The newspapers did mention, “Cashill’s invalid mother, Mrs. Marie Cashill, and her sister, Mrs. Elizabeth Smart,” as having been in another bedroom on the second floor. There is more to this story, of course. A year before the election, Gramps died in Florida. In that era, certainly among the working class, adult children took care of their dependent parents. In the personal stories I reviewed for this book, I could see that the “grandmother” often factored into a family’s decision to stay in the neighborhood or leave.
My father’s “Aunt Lil,” Nana’s older sister, came as part of the package. Nana could not have lived without Lil’s round-the-clock care, but good God did these two women despise each other. Confined to a single room, the sisters sat in opposite corners and hurled the most vile—and creative—imprecations back and forth all day long.
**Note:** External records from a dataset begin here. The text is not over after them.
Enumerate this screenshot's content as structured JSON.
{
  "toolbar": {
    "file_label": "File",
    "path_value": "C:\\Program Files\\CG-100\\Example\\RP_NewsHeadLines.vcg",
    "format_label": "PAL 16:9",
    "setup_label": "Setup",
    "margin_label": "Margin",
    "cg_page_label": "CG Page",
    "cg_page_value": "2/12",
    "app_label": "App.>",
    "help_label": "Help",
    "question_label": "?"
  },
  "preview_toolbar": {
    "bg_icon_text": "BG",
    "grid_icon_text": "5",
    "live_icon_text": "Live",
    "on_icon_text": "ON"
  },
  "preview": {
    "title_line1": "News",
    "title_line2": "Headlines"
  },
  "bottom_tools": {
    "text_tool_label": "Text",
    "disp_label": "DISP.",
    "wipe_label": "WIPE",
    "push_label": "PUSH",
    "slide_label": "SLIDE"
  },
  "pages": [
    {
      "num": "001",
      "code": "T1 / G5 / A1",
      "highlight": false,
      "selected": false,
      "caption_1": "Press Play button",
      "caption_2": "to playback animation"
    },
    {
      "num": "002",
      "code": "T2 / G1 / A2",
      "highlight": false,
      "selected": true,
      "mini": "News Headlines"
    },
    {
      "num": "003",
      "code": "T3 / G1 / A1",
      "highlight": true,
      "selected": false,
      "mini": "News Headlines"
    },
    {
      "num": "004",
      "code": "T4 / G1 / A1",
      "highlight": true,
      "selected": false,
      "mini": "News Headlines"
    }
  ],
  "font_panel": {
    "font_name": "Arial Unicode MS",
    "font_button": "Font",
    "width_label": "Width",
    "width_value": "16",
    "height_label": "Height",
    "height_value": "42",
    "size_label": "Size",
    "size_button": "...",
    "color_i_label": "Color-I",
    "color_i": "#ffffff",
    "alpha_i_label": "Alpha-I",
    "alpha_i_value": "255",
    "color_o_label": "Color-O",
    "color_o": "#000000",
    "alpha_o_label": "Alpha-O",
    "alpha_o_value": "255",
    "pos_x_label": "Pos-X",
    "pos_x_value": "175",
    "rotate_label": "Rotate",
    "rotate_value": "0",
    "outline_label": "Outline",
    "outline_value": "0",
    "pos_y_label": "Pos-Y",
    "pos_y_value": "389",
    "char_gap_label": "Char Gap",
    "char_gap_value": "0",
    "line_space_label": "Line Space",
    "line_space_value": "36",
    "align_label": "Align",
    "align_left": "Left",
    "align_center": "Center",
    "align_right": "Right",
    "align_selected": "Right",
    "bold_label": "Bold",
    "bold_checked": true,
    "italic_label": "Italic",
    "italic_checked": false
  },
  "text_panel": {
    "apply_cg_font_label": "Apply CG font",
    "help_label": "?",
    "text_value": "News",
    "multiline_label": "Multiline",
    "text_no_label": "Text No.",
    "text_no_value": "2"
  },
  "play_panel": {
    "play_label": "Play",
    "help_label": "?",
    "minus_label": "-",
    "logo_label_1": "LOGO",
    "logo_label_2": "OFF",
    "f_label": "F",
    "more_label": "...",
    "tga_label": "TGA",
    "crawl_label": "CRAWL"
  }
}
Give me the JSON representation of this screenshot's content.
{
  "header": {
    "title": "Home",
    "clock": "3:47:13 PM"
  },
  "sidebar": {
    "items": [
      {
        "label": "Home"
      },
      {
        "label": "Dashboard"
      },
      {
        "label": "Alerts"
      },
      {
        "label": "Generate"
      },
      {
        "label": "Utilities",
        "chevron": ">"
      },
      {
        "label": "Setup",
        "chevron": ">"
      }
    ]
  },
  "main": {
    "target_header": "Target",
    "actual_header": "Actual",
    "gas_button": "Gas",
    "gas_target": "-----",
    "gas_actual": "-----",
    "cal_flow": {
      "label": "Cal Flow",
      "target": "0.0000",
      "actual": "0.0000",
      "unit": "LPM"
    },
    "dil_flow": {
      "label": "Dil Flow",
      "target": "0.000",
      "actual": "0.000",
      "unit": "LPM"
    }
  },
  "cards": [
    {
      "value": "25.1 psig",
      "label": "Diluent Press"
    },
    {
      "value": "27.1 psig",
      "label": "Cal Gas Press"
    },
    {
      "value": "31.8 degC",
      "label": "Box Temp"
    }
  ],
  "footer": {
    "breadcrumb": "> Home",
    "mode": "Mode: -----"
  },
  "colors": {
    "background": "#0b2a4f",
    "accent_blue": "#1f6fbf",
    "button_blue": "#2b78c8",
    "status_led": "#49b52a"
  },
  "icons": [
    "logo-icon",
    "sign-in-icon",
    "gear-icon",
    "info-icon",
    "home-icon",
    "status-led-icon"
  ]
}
If these ladies played the dozens, the cleverest Black kid in Newark would have had a hard time hanging in with them.
That first year they lived with us, What Ever Happened to Baby Jane? came to our neighborhood theater. The movie, starring Bette Davis and Joan Crawford, struck home. The plot summary read as follows, “A former child star torments her paraplegic sister in their decaying Hollywood mansion.” In our decaying, soon-to-be-demolished house, the wheelchair-bound Nana did most of the tormenting. Bernie had clearly paid his dues taking care of this unhappy lady.
Even if Nana had been the Blessed Mother, her presence would have caused problems. My parents had to give up their bedroom and sleep on a foldout couch in the living room. Sixty years later, there is still not a comfortable such contraption. Patient soul that he was, my father would have endured a querulous mother-in-law. My mother did not have that patience. In Irish households, angry women do not shout. They simmer. The boil was low enough we didn’t really notice. My father did. In years past, he might have found escape in painting the house or finishing the basement, but the Highway Department had rendered such efforts futile.
On the afternoon of January 6, 1963, a Sunday, my father took the Christmas tree down as he always did on the Epiphany and retreated upstairs to the small bedroom my brother Billy had just vacated upon getting married. Sometime later, my mother came home from the movies, her retreat, and headed upstairs. My brother and I were watching The College Bowl, one of us screaming out the answers before the other could. I had just turned fifteen, Bob sixteen. Nine-year-old Maureen was just waiting for the show to end so we would shut up, and she could watch Lassie.
When I first saw the hint of a strobe from up the street, I thought, Oh, cool. Some excitement. Then the whoops stopped in front of our house, and the strobe pierced directly into the living room. The thunder of male footsteps on the stairs leading up to the second floor completed the equation. “It must be Nana,” said Bob anxiously.
I shook my head. “No,” I said. “It’s Dad.” There was no mistaking the urgency. The cops had come for one of their own.
My brother Bob had to make the phone calls to our brother Billy, our uncle Bob, a Newark cop, and then my uncle Andy, who had moved with wife Ellen to suburban Cedar Grove months before. “Get down here right way,” Bob told Andy. “Don’t bring anyone.”